Le design s’est aussi emparé de cette préoccupation contemporaine : en témoigne notamment la série Real Time de Maarten Baas, dont plusieurs déclinaisons sont visibles à la petite exposition « Maarten Baas, les curiosités d’un designer », aux Arts décoratifs. Baas a ainsi réalisé des films de 12h, dans lesquels sont mis en scène des acteurs indiquant l’heure en temps réel (par exemple en déplaçant des crayons sur un bureau, ou en balayant des barres d‘ordures). Ma favorite, Grandfather Clock : le cadran est remplacé par une vidéo figurant, derrière le sablage du verre de l‘horloge, un homme (ou plutôt le haut de son corps) qui inscrit l’heure à l’aide d’un marqueur en traçant et effaçant successivement les aiguilles. Entre chaque minute, du fond de son cadran, l’homme s’accorde une pose, prend le temps de boire un peu… Observer ces personnes qui se plient en quatre pour marquer la progression du temps, les voir paradoxalement consacrer tout leur temps à accompagner la fuite des minutes, me semble une excellente parabole de la condition humaine. Le tout dans un objet utilitaire indispensable à la vie actuelle. Car qui peut vivre sans savoir l’heure? Et qui peut vivre en ne pensant qu’à l’heure, la suivante et la dernière?

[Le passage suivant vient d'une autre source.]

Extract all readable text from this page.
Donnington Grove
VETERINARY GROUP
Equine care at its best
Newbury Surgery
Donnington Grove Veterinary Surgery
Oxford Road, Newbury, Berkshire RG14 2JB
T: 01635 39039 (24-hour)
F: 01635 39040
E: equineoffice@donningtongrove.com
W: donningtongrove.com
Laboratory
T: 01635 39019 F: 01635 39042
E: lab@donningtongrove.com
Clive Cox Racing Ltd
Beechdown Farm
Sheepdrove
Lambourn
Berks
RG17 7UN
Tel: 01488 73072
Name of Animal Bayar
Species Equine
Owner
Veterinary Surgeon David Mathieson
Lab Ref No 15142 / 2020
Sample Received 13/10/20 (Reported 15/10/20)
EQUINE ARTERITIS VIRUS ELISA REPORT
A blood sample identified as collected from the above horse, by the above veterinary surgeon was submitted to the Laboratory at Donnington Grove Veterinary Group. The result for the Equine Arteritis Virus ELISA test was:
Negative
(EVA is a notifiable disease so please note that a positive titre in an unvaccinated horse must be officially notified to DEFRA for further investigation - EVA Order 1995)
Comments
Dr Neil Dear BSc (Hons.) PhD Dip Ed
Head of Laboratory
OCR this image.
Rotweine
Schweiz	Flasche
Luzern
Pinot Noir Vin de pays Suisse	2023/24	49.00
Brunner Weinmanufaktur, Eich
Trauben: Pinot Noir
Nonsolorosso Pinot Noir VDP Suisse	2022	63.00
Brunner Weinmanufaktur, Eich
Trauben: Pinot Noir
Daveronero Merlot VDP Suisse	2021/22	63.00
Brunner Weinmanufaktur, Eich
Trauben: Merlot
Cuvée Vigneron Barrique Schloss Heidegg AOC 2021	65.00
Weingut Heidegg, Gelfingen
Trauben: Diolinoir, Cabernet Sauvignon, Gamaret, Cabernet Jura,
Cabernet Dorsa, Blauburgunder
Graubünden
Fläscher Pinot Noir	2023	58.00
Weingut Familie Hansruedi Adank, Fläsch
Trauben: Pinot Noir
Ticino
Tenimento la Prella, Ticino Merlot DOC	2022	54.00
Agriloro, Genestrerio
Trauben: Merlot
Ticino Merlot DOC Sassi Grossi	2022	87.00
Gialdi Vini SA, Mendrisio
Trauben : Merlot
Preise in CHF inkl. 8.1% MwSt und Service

Enfin, (culture ou divertissement?), le film Time Out, réalisé par Andrew Niccol, a divisé ses spectateurs : vraie bonne idée ou scénario barbouillé à la va-vite et images omniprésentes des jambes interminables d’Amanda Seyfried ? Time out dépeint un monde où le temps a remplacé l'argent. Génétiquement modifiés, les hommes grandissent « normalement » jusqu’à leurs 25 ans, jour anniversaire fatidique où un sablier numérique vert fluo décompte le temps qu’il leur reste à vivre. A partir de là, il faut être riche ou bien « gagner son temps » en travaillant, volant, empruntant… Réflexion sur la concentration des richesses (Olivier Bonnard du Nouvel Observateur, écrit « Et Andrew Niccol créa le blockbuster marxiste »), le film évite partiellement l’écueil du déjà-vu (Bonnie and Clyde, Robin des Bois, etc.) pour acquérir une dimension supplémentaire : l‘or immatériel sur lequel il est centré. Non que le manque d’argent ne soit pas dramatique, mais l’épuisement du temps est si immédiatement fulgurant qu’il instille un sentiment de terreur, aiguisé par les grosses ficelles hollywoodiennes. Sortir de la salle de cinéma, constater que seul un grain de beauté orne notre avant-bras, sourire (jaune).




Le cadavre exquis culturel vous souhaite une délicieuse nouvelle année, à la recherche du temps perdu.